‘No religious symbols’: Muslim woman banned from wearing headscarf in German court
According to a report in Tagesspiegel, the woman, who arrived in Germany as a refugee, sought a divorce from her husband before a magistrate in Luckenwalde in the state of Brandenburg.
Before the hearing, however, the presiding judge sent a letter to the woman’s lawyer informing her that she would not be allowed wear a headscarf during the court case.
“Religiously motivated statements, such as the wearing of a headscarf, will not be allowed,” the letter reportedly reads.
The letter outlined that the woman, who is Muslim, could face sanctions if she wears the traditional headgear at the proceedings, which she was ordered to attend.
Officials in German courts are required to be religiously neutral and are not allowed to wear religious symbols, however, the same requirement doesn’t apply to civilians. The woman’s lawyer has labelled the decision unconstitutional.

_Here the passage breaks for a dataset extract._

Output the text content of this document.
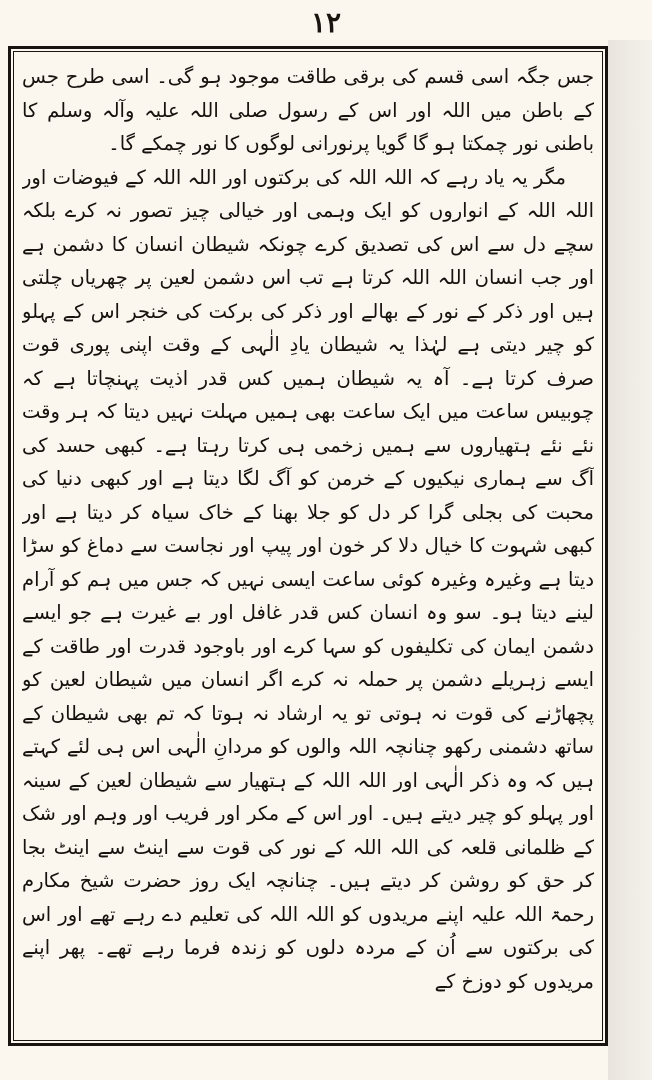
۱۲

جس جگہ اسی قسم کی برقی طاقت موجود ہو گی۔ اسی طرح جس کے باطن میں اللہ اور اس کے رسول صلی اللہ علیہ وآلہ وسلم کا باطنی نور چمکتا ہو گا گویا پرنورانی لوگوں کا نور چمکے گا۔

مگر یہ یاد رہے کہ اللہ اللہ کی برکتوں اور اللہ اللہ کے فیوضات اور اللہ اللہ کے انواروں کو ایک وہمی اور خیالی چیز تصور نہ کرے بلکہ سچے دل سے اس کی تصدیق کرے چونکہ شیطان انسان کا دشمن ہے اور جب انسان اللہ اللہ کرتا ہے تب اس دشمن لعین پر چھریاں چلتی ہیں اور ذکر کے نور کے بھالے اور ذکر کی برکت کی خنجر اس کے پہلو کو چیر دیتی ہے لہٰذا یہ شیطان یادِ الٰہی کے وقت اپنی پوری قوت صرف کرتا ہے۔ آہ یہ شیطان ہمیں کس قدر اذیت پہنچاتا ہے کہ چوبیس ساعت میں ایک ساعت بھی ہمیں مہلت نہیں دیتا کہ ہر وقت نئے نئے ہتھیاروں سے ہمیں زخمی ہی کرتا رہتا ہے۔ کبھی حسد کی آگ سے ہماری نیکیوں کے خرمن کو آگ لگا دیتا ہے اور کبھی دنیا کی محبت کی بجلی گرا کر دل کو جلا بھنا کے خاک سیاہ کر دیتا ہے اور کبھی شہوت کا خیال دلا کر خون اور پیپ اور نجاست سے دماغ کو سڑا دیتا ہے وغیرہ وغیرہ کوئی ساعت ایسی نہیں کہ جس میں ہم کو آرام لینے دیتا ہو۔ سو وہ انسان کس قدر غافل اور بے غیرت ہے جو ایسے دشمن ایمان کی تکلیفوں کو سہا کرے اور باوجود قدرت اور طاقت کے ایسے زہریلے دشمن پر حملہ نہ کرے اگر انسان میں شیطان لعین کو پچھاڑنے کی قوت نہ ہوتی تو یہ ارشاد نہ ہوتا کہ تم بھی شیطان کے ساتھ دشمنی رکھو چنانچہ اللہ والوں کو مردانِ الٰہی اس ہی لئے کہتے ہیں کہ وہ ذکر الٰہی اور اللہ اللہ کے ہتھیار سے شیطان لعین کے سینہ اور پہلو کو چیر دیتے ہیں۔ اور اس کے مکر اور فریب اور وہم اور شک کے ظلمانی قلعہ کی اللہ اللہ کے نور کی قوت سے اینٹ سے اینٹ بجا کر حق کو روشن کر دیتے ہیں۔ چنانچہ ایک روز حضرت شیخ مکارم رحمۃ اللہ علیہ اپنے مریدوں کو اللہ اللہ کی تعلیم دے رہے تھے اور اس کی برکتوں سے اُن کے مردہ دلوں کو زندہ فرما رہے تھے۔ پھر اپنے مریدوں کو دوزخ کے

Defence lawyers are also not bound by rules on religious neutrality, and may wear a headscarf or other symbols of religion.
Tagesspiegel notes that in 2006 Germany’s Federal Constitutional Court ruled that a judge cannot expel a spectator from a court proceeding because they are wearing a headscarf.
The court in Luckenwalde defended the decision, telling Tagesspiegel that the judge “is responsible for ensuring rules are adhered to in the courtroom, where religious symbols have no place.”
Last month the state of Berlin was ordered to pay a Muslim teacher €6,900 after she was rejected from a job because her hijab contravened a German law restricting religious symbols in the workplace.
German courts have held other similar proceedings this year, challenging the workplace neutrality law.